Chennai: The bandh called by DMK-led opposition parties to condemn police firing at Tuticorin in which 13 people lost their lives and press for Chief Minister K Palaniswami's resignation passed off peacefully on Thursday.
Demonstrations by DMK, its allies Congress, IUML, MMK and other parties like MDMK, VCK, CPI, and CPI(M) were staged across Tamil Nadu and neighbouring Puducherry.
State-run transport corporation buses, autos, taxis and trains operated as usual while banks, hotels, commercial establishments and markets were open.
Attendance in government and private establishments was normal, officials said.
The bandh call, however, evoked good response in several regions falling under Kanyakumari and Tirunelveli districts, adjoining Tuticorin, besides Coimbatore, Tirupur and Tiruvarur.
Though most shops, retail outlets and commercial establishments were closed in such regions, public transportation was not affected.

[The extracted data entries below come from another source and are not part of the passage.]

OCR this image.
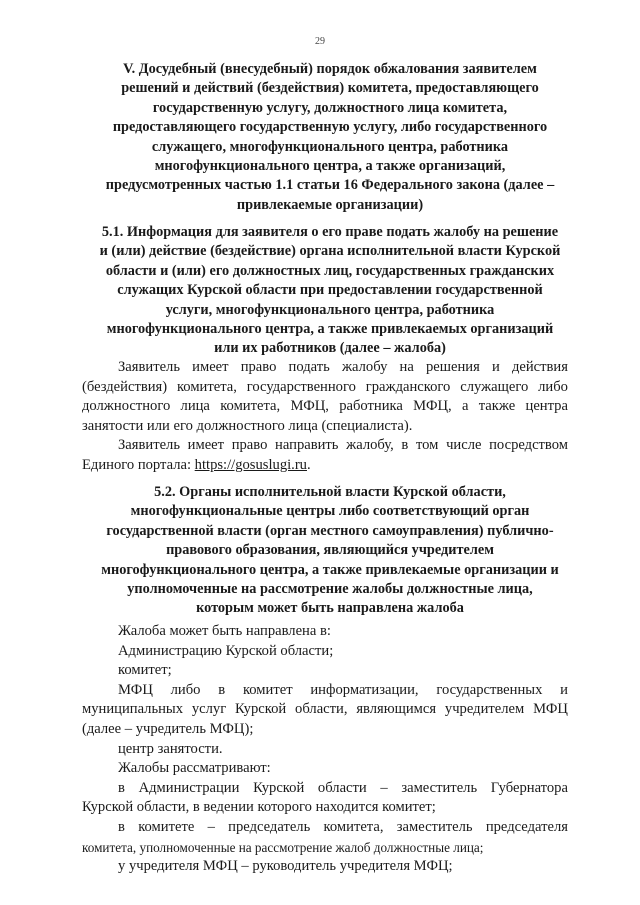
29
V. Досудебный (внесудебный) порядок обжалования заявителем
решений и действий (бездействия) комитета, предоставляющего
государственную услугу, должностного лица комитета,
предоставляющего государственную услугу, либо государственного
служащего, многофункционального центра, работника
многофункционального центра, а также организаций,
предусмотренных частью 1.1 статьи 16 Федерального закона (далее –
привлекаемые организации)
5.1. Информация для заявителя о его праве подать жалобу на решение
и (или) действие (бездействие) органа исполнительной власти Курской
области и (или) его должностных лиц, государственных гражданских
служащих Курской области при предоставлении государственной
услуги, многофункционального центра, работника
многофункционального центра, а также привлекаемых организаций
или их работников (далее – жалоба)
Заявитель имеет право подать жалобу на решения и действия
(бездействия) комитета, государственного гражданского служащего либо
должностного лица комитета, МФЦ, работника МФЦ, а также центра
занятости или его должностного лица (специалиста).
Заявитель имеет право направить жалобу, в том числе посредством
Единого портала: https://gosuslugi.ru.
5.2. Органы исполнительной власти Курской области,
многофункциональные центры либо соответствующий орган
государственной власти (орган местного самоуправления) публично-
правового образования, являющийся учредителем
многофункционального центра, а также привлекаемые организации и
уполномоченные на рассмотрение жалобы должностные лица,
которым может быть направлена жалоба
Жалоба может быть направлена в:
Администрацию Курской области;
комитет;
МФЦ либо в комитет информатизации, государственных и
муниципальных услуг Курской области, являющимся учредителем МФЦ
(далее – учредитель МФЦ);
центр занятости.
Жалобы рассматривают:
в Администрации Курской области – заместитель Губернатора
Курской области, в ведении которого находится комитет;
в комитете – председатель комитета, заместитель председателя
комитета, уполномоченные на рассмотрение жалоб должностные лица;
у учредителя МФЦ – руководитель учредителя МФЦ;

In Tuticorin, no fresh violence was reported today and the port city appeared to limp back to normalcy with operation of buses to select destinations like Tirunelveli beginning today with police security.
The vegetable market also opened.
Prohibitory orders, however, continue to be in place.
In Congress-ruled Puducherry, normal life was hit. All shops and establishments, restaurants,cinema houses, vegetable and fish markets remained closed. Autos, private and Puducherry government run buses were off the roads.
DMK Working president MK Stalin said such protests would continue till Palaniswami quits and demanded that government make an official announcement that the Sterlite plant would be shut permanently.
Protests would be held till such an official declaration was made, he told reporters at a hall where he was lodged by police after he led a protest at Madurantakam in Kancheepuram district.
He alleged that those in the AIADMK government were "bribed", vis-a-vis the Sterlite row.
Hitting out at the AIADMK regime, Stalin said he and his party colleagues went to the Secretariat yesterday to lay siege to the chief minister's office.
"We were there to tell the Chief Minister to quit his office and go home and not to give any petitions," he said.
Violent protests erupted in Tuticorin on Tuesday as locals took to the streets demanding closure of a copper factory of the Vedanta group over pollution concerns.